What makes them fulcrums is their size. All are big, and all are centralized: run by one company. As members, users and customers of these centralized services, we are also at their mercy: no less vulnerable to termination than Trump.

So here is an interesting question: What if Trump had his own fulcrum from the start? For example, say he took one of the many Trump domains he probably owns (or should have bothered to own, long ago), and made it a blog where he said all the same things he tweeted, and that site had the same many dozens of millions of followers today? Would it still be alive?

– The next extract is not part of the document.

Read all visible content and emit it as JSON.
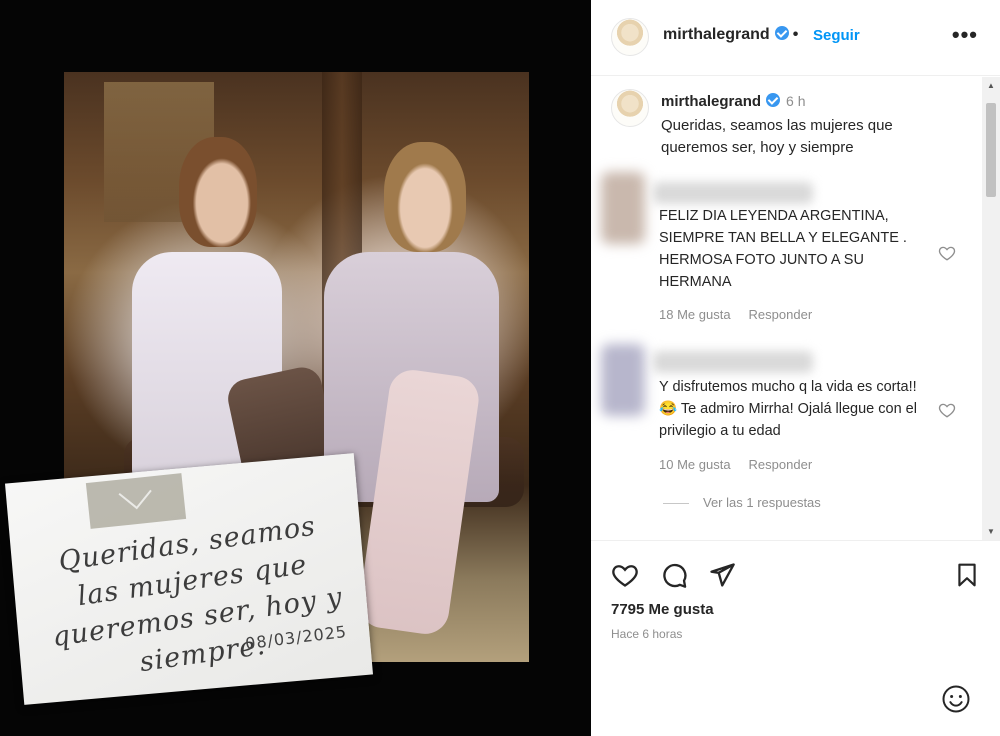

I’m not sure it would. Because, even though the base protocols of the Internet and the Web are peer-to-peer and end-to-end, all of us are dependent on services above those protocols, and at the mercy of those services’ owners.

That to me is the biggest lesson the de-platforming of Donald Trump has for the rest of us. We can talk “de-centralization” and “distribution” and “democratization” along with peer-to-peer and end-to-end, but we are still at the mercy of giants.

Yes, there are work-arounds. The parler.com website, de-platformed along with Trump, is back up and, according to @VickerySec (Chris Vickery), “routing 100% of its user traffic through servers located within the Russian Federation.” Adds @AdamSculthorpe, “With a DDos-Guard IP, exactly as I predicted the day it went offline. DDoS Guard is the Russian equivalent of CloudFlare, and runs many shady sites. RiTM (Russia in the middle) is one way to think about it.” Encrypted services such as Signal and Telegram also provide ways for people to talk and be social. But those are also platforms, and we are at their mercy too.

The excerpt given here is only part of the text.